5.54% [277/5000 00:00<00:00 logp = -3.1049e+07]

/dependencies/pymc3/pymc3/tuning/starting.py:130: UserWarning: In future versions, set the optimization algorithm with a string. For example, use method="L-BFGS-B" instead of fmin=sp.optimize.fmin_l_bfgs_b". "In future versions, set the optimization algorithm with a string. "

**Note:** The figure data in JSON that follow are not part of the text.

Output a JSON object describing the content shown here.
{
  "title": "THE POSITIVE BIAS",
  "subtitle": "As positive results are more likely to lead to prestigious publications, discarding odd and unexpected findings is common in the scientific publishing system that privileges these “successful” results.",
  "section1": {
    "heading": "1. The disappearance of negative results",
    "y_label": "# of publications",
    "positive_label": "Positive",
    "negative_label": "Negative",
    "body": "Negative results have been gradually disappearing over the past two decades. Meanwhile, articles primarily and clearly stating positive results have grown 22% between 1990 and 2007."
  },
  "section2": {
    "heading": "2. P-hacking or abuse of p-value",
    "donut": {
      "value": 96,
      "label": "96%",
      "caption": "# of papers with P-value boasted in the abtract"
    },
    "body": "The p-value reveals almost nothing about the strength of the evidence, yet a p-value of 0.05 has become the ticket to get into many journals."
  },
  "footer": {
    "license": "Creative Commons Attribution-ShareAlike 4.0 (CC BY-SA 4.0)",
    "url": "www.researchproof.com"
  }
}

7.36% [368/5000 00:00<00:00 logp = -4.5062e+07] %load_ext watermark%watermark -n -u -v -iv -w
pymc3 3.9.0re 2.2.1numpy 1.18.5matplotlib 3.2.1matplotlib.pylab 1.18.5logging 0.5.1.2last updated: Fri Jun 12 2020 CPython 3.7.7IPython 7.15.0watermark 2.0.2
(Video) Representation Learning with Gaussian Processes

This example originally contributed by: Andrey Kuzmenko, http://github.com/akuz

## Videos

1. Martin Jørgensen - Bézier Gaussian Processes
(Secondmind)
2. Multi-task Gaussian process modelling for point process data
(Gaussian Process Summer School)
3. DSI | MuyGPs: Scalable Gaussian Process Hyperparameter Estimation Using Local Cross-Validation
(Livermore Lab Events)
4. Deep Gaussian processes
(Gaussian Process Summer School)
5. Gaussian Processes for Time Series Forecasting
(Fields Institute)
6. Fast variational learning in state-space Gaussian process models
(ArnoSolin)
Top Articles
Latest Posts
Article information

Author: Tyson Zemlak

Last Updated: 10/06/2023

Views: 5594

Rating: 4.2 / 5 (43 voted)

Author information

Name: Tyson Zemlak

Birthday: 1992-03-17

Address: Apt. 662 96191 Quigley Dam, Kubview, MA 42013

Phone: +441678032891

Job: Community-Services Orchestrator

Hobby: Coffee roasting, Calligraphy, Metalworking, Fashion, Vehicle restoration, Shopping, Photography

Introduction: My name is Tyson Zemlak, I am a excited, light, sparkling, super, open, fair, magnificent person who loves writing and wants to share my knowledge and understanding with you.